RJS Streamlines the Application of Digital Signatures
December 7, 2010 Alex Woodie
Users will be able to add a digital signature to IBM i spool file documents by simply entering the correct PIN code with the new release of RJS Software Systems‘ SignHere product, which was unveiled last week. Support for a broader array of back-end systems, as well as a simplified signature capture process, are also now available in a new release of SignHere.
RJS unveiled SignHere earlier this year at the COMMON conference in Orlando, Florida. The software addresses one of the vexing problems stemming from the transition to electronic documents–namely, how to gather people’s signatures without endless cycles of printing and scanning. In addition to damaging document clarity, printing and scanning counteracts the environmental benefits of using electronic documents in the first place. It’s also a giant hassle.
With SignHere, users can add signatures to documents electronically, without first printing them out. The product works in conjunction with signature pads, such as those from Topaz Systems or Ingenico, to create a digital version of users’ signatures. The software then merges the digital image of the signature onto the selected document, which could have originated as an IBM i spool file, been generated from a Windows or Linux system, or existed in an external content management and reporting systems, such as RJS’ own iForms, Bottomline Technologies‘ Optio CMS, or SAP‘s Crystal Reports.

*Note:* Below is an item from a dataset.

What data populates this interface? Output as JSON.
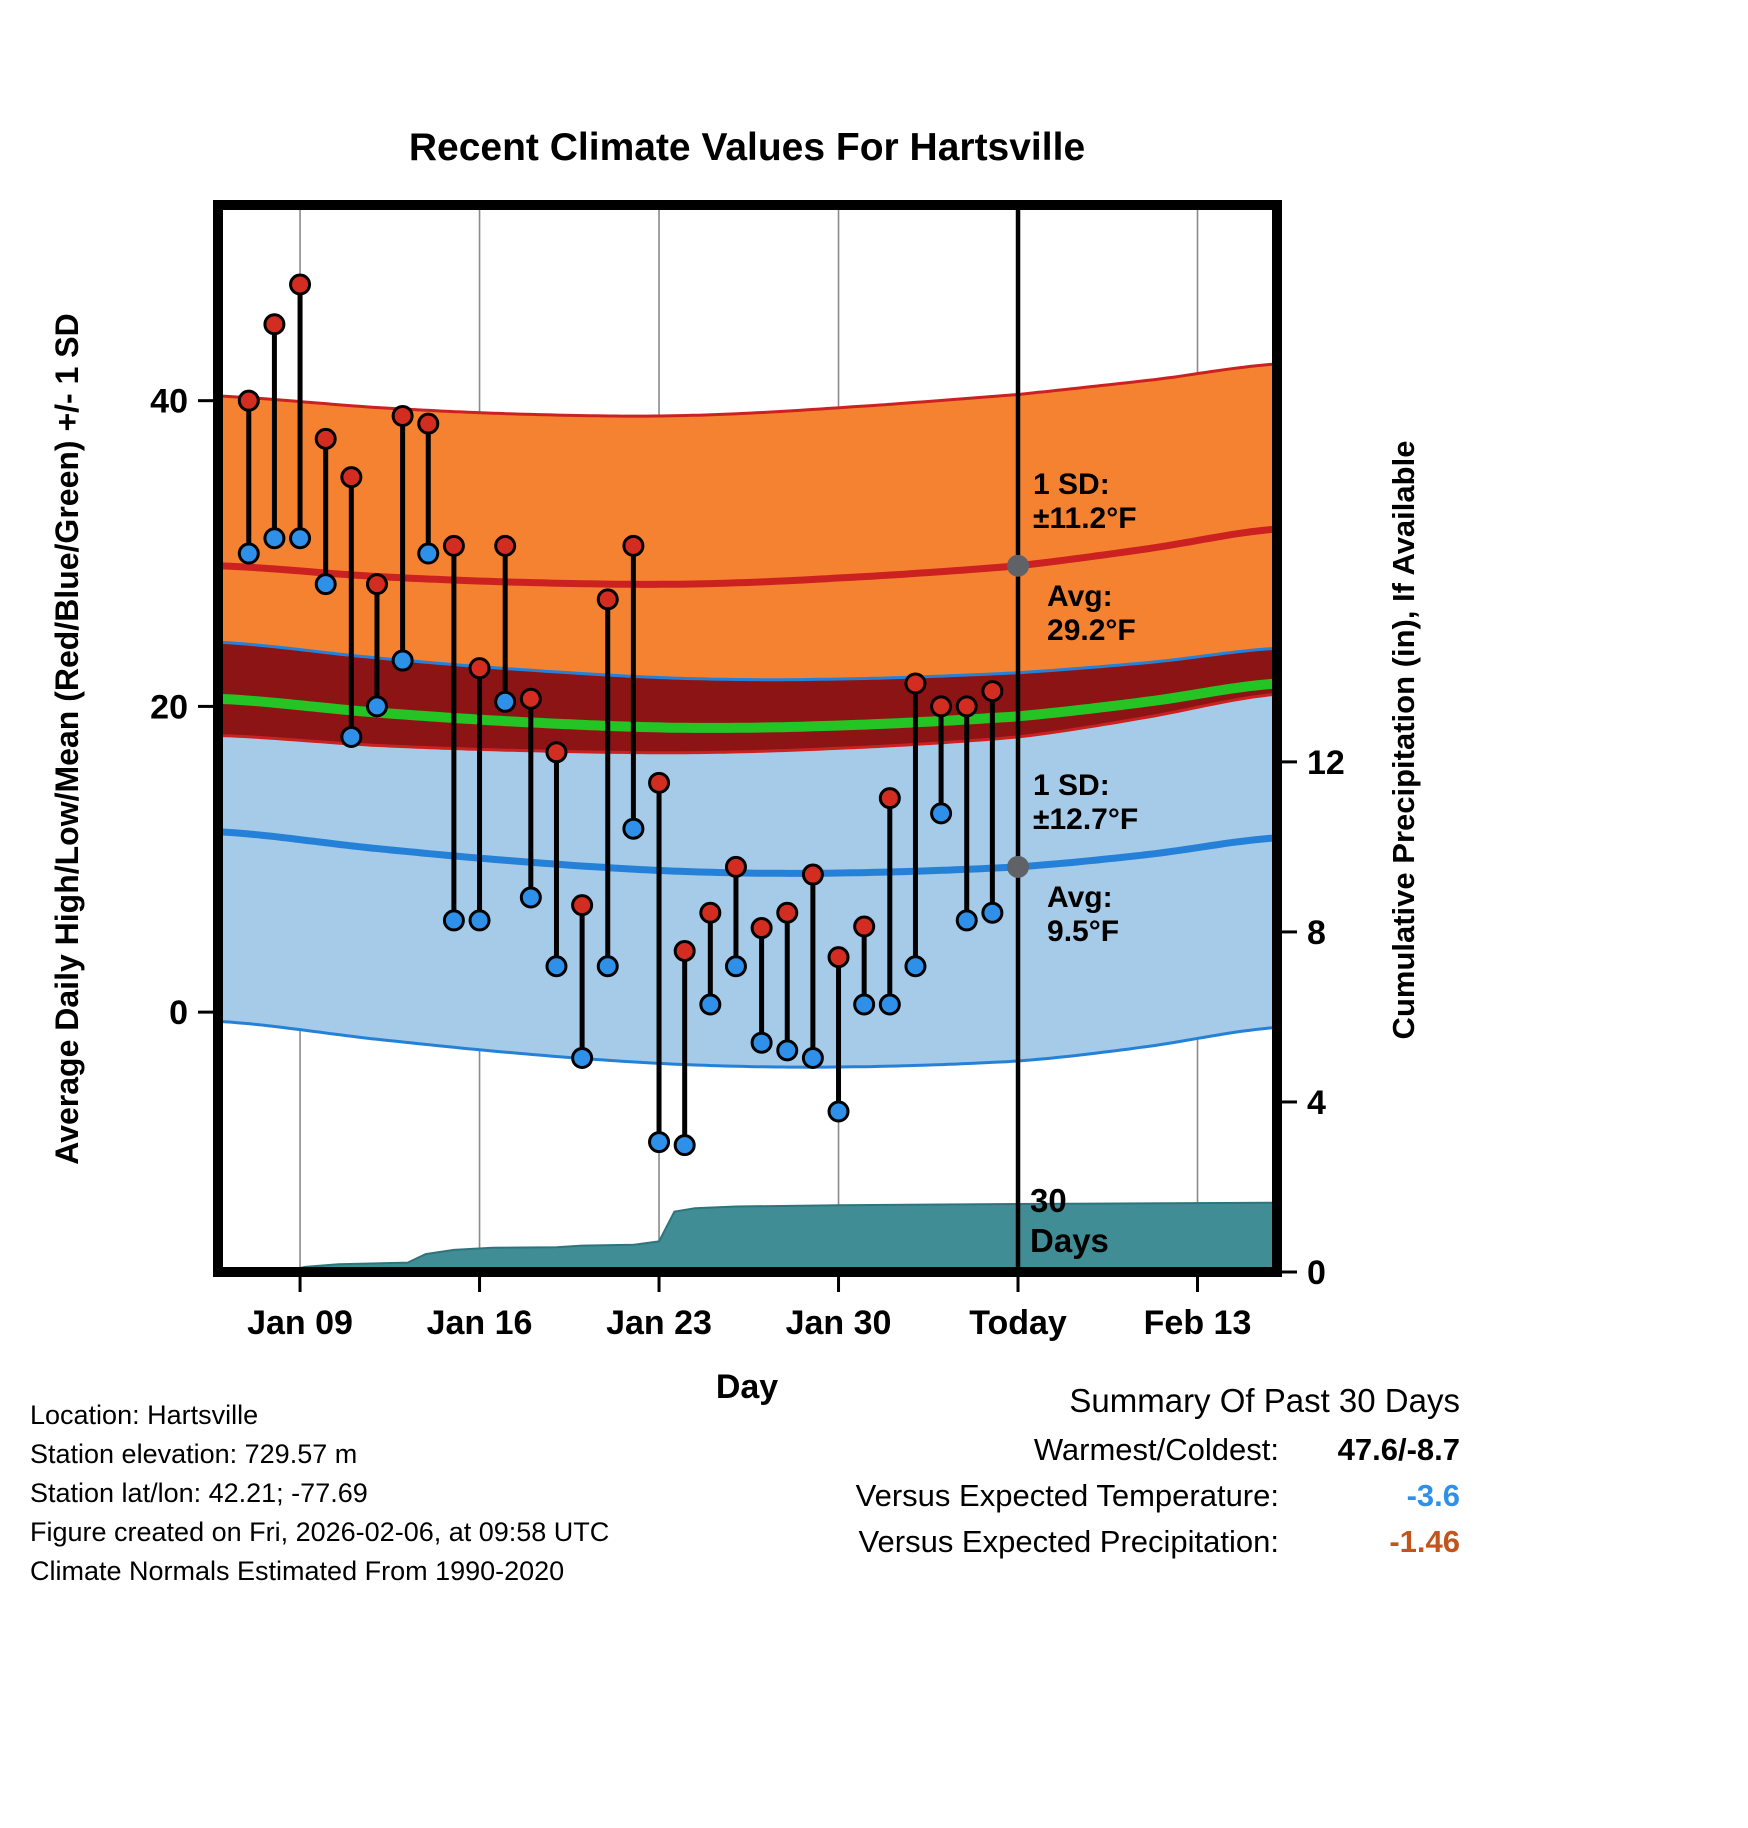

Last week, RJS unveiled a new release of SignHere that gives users another way to apply signatures. Instead of requiring a signature to be captured via the Topaz or Ingenico device at the same time that it’s to be applied to an electronic document, SignHere version 1.1 allows users to apply signatures that have been previously captured and stored in a database. The signatures can be recalled and applied if the user recalls the correct PIN number.
The capability to apply a previously captured signature through a PIN code was listed as a feature of SignHere when it was first released in May. However, the feature apparently has not actually been included in the product until now.

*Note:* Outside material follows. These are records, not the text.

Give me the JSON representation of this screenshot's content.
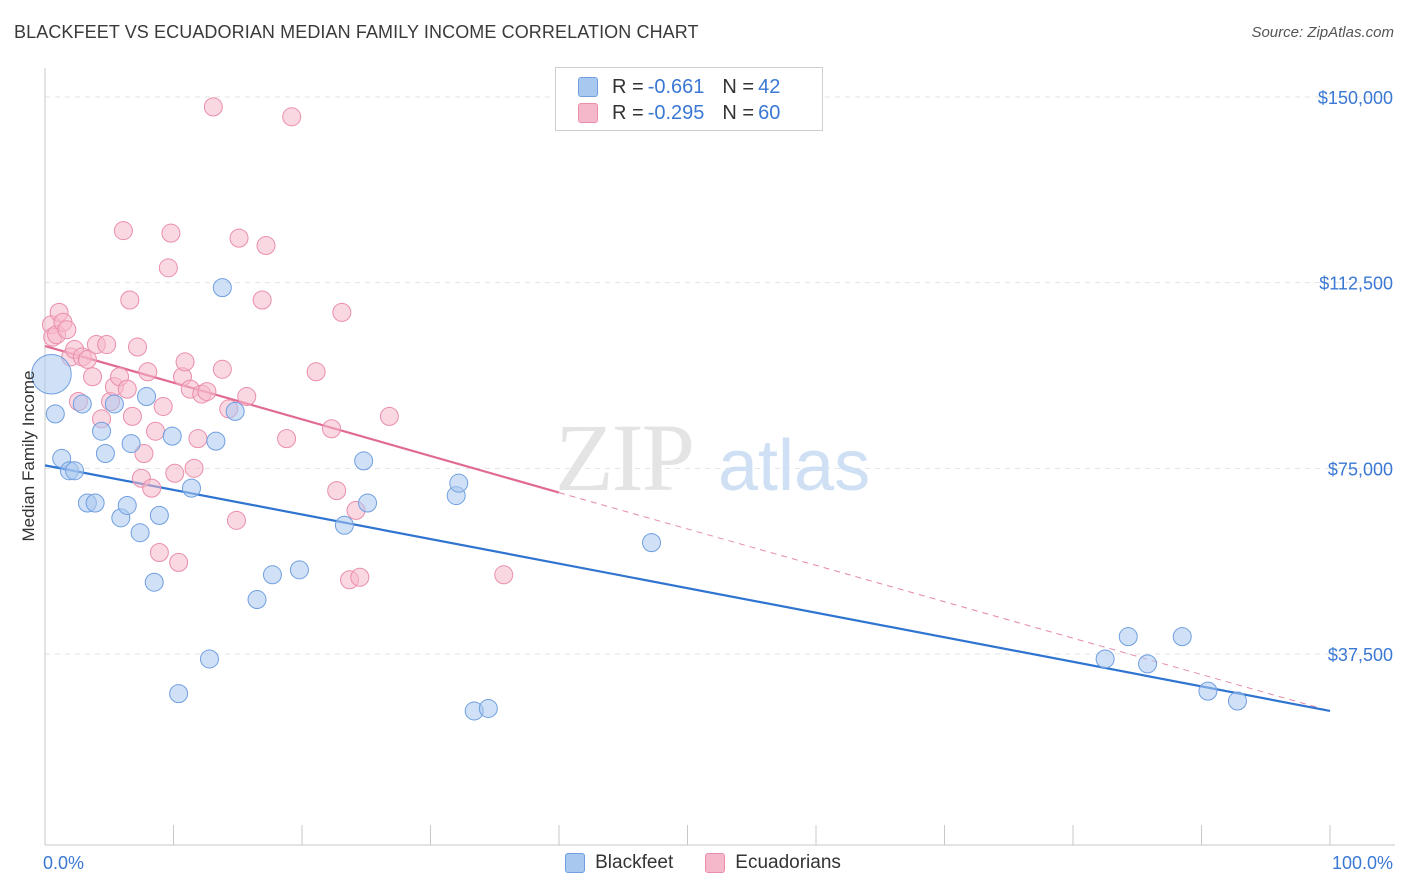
{
  "title": "BLACKFEET VS ECUADORIAN MEDIAN FAMILY INCOME CORRELATION CHART",
  "source": "Source: ZipAtlas.com",
  "watermark": {
    "zip": "ZIP",
    "atlas": "atlas"
  },
  "colors": {
    "blackfeet_fill": "#a9c8f0",
    "blackfeet_stroke": "#6f9fe0",
    "blackfeet_line": "#2f74d0",
    "ecuadorians_fill": "#f5b8cb",
    "ecuadorians_stroke": "#ea8eac",
    "ecuadorians_line": "#e06a93",
    "axis_label": "#3a78d4"
  },
  "legend": {
    "r_label": "R =",
    "n_label": "N =",
    "rows": [
      {
        "series": "Blackfeet",
        "r": "-0.661",
        "n": "42"
      },
      {
        "series": "Ecuadorians",
        "r": "-0.295",
        "n": "60"
      }
    ]
  },
  "chart_data": {
    "type": "scatter",
    "title": "BLACKFEET VS ECUADORIAN MEDIAN FAMILY INCOME CORRELATION CHART",
    "xlabel": "",
    "ylabel": "Median Family Income",
    "xlim": [
      0,
      100
    ],
    "ylim": [
      0,
      157500
    ],
    "x_tick_labels": [
      "0.0%",
      "100.0%"
    ],
    "y_ticks": [
      37500,
      75000,
      112500,
      150000
    ],
    "y_tick_labels": [
      "$37,500",
      "$75,000",
      "$112,500",
      "$150,000"
    ],
    "grid": true,
    "legend_position": "top-center",
    "series": [
      {
        "name": "Blackfeet",
        "trend": {
          "x": [
            0,
            100
          ],
          "y": [
            75600,
            26000
          ]
        },
        "points": [
          [
            0.5,
            94000
          ],
          [
            0.8,
            86000
          ],
          [
            1.3,
            77000
          ],
          [
            1.9,
            74500
          ],
          [
            2.3,
            74500
          ],
          [
            2.9,
            88000
          ],
          [
            3.3,
            68000
          ],
          [
            3.9,
            68000
          ],
          [
            4.4,
            82500
          ],
          [
            4.7,
            78000
          ],
          [
            5.4,
            88000
          ],
          [
            5.9,
            65000
          ],
          [
            6.4,
            67500
          ],
          [
            6.7,
            80000
          ],
          [
            7.4,
            62000
          ],
          [
            7.9,
            89500
          ],
          [
            8.5,
            52000
          ],
          [
            8.9,
            65500
          ],
          [
            9.9,
            81500
          ],
          [
            10.4,
            29500
          ],
          [
            11.4,
            71000
          ],
          [
            12.8,
            36500
          ],
          [
            13.3,
            80500
          ],
          [
            13.8,
            111500
          ],
          [
            14.8,
            86500
          ],
          [
            16.5,
            48500
          ],
          [
            17.7,
            53500
          ],
          [
            19.8,
            54500
          ],
          [
            23.3,
            63500
          ],
          [
            24.8,
            76500
          ],
          [
            25.1,
            68000
          ],
          [
            32.0,
            69500
          ],
          [
            32.2,
            72000
          ],
          [
            33.4,
            26000
          ],
          [
            34.5,
            26500
          ],
          [
            47.2,
            60000
          ],
          [
            82.5,
            36500
          ],
          [
            84.3,
            41000
          ],
          [
            85.8,
            35500
          ],
          [
            88.5,
            41000
          ],
          [
            90.5,
            30000
          ],
          [
            92.8,
            28000
          ]
        ],
        "point_sizes": [
          2.2,
          1,
          1,
          1,
          1,
          1,
          1,
          1,
          1,
          1,
          1,
          1,
          1,
          1,
          1,
          1,
          1,
          1,
          1,
          1,
          1,
          1,
          1,
          1,
          1,
          1,
          1,
          1,
          1,
          1,
          1,
          1,
          1,
          1,
          1,
          1,
          1,
          1,
          1,
          1,
          1,
          1
        ]
      },
      {
        "name": "Ecuadorians",
        "trend": {
          "x": [
            0,
            40
          ],
          "y": [
            99700,
            70100
          ]
        },
        "trend_extension": {
          "x": [
            40,
            100
          ],
          "y": [
            70100,
            26000
          ]
        },
        "points": [
          [
            0.5,
            104000
          ],
          [
            0.6,
            101500
          ],
          [
            0.9,
            102000
          ],
          [
            1.1,
            106500
          ],
          [
            1.4,
            104500
          ],
          [
            1.7,
            103000
          ],
          [
            2.0,
            97500
          ],
          [
            2.3,
            99000
          ],
          [
            2.6,
            88500
          ],
          [
            2.9,
            97500
          ],
          [
            3.3,
            97000
          ],
          [
            3.7,
            93500
          ],
          [
            4.0,
            100000
          ],
          [
            4.4,
            85000
          ],
          [
            4.8,
            100000
          ],
          [
            5.1,
            88500
          ],
          [
            5.4,
            91500
          ],
          [
            5.8,
            93500
          ],
          [
            6.1,
            123000
          ],
          [
            6.4,
            91000
          ],
          [
            6.6,
            109000
          ],
          [
            6.8,
            85500
          ],
          [
            7.2,
            99500
          ],
          [
            7.5,
            73000
          ],
          [
            7.7,
            78000
          ],
          [
            8.0,
            94500
          ],
          [
            8.3,
            71000
          ],
          [
            8.6,
            82500
          ],
          [
            8.9,
            58000
          ],
          [
            9.2,
            87500
          ],
          [
            9.6,
            115500
          ],
          [
            9.8,
            122500
          ],
          [
            10.1,
            74000
          ],
          [
            10.4,
            56000
          ],
          [
            10.7,
            93500
          ],
          [
            10.9,
            96500
          ],
          [
            11.3,
            91000
          ],
          [
            11.6,
            75000
          ],
          [
            11.9,
            81000
          ],
          [
            12.2,
            90000
          ],
          [
            12.6,
            90500
          ],
          [
            13.1,
            148000
          ],
          [
            13.8,
            95000
          ],
          [
            14.3,
            87000
          ],
          [
            14.9,
            64500
          ],
          [
            15.1,
            121500
          ],
          [
            15.7,
            89500
          ],
          [
            16.9,
            109000
          ],
          [
            17.2,
            120000
          ],
          [
            18.8,
            81000
          ],
          [
            19.2,
            146000
          ],
          [
            21.1,
            94500
          ],
          [
            22.3,
            83000
          ],
          [
            22.7,
            70500
          ],
          [
            23.1,
            106500
          ],
          [
            23.7,
            52500
          ],
          [
            24.2,
            66500
          ],
          [
            24.5,
            53000
          ],
          [
            26.8,
            85500
          ],
          [
            35.7,
            53500
          ]
        ]
      }
    ]
  }
}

This release also streamlines the signature capture process. One click is all that is required to capture and apply a signature in a Windows or IBM i environment, the company says. In fact, the product is so easy to use that it doesn’t come with a manual, the company says.
RJS also delivered new exit points that allow the product to work with additional back-end systems. Any computer that can generate a TIFF or a PDF document can be used with SignHere, a representative with the company says.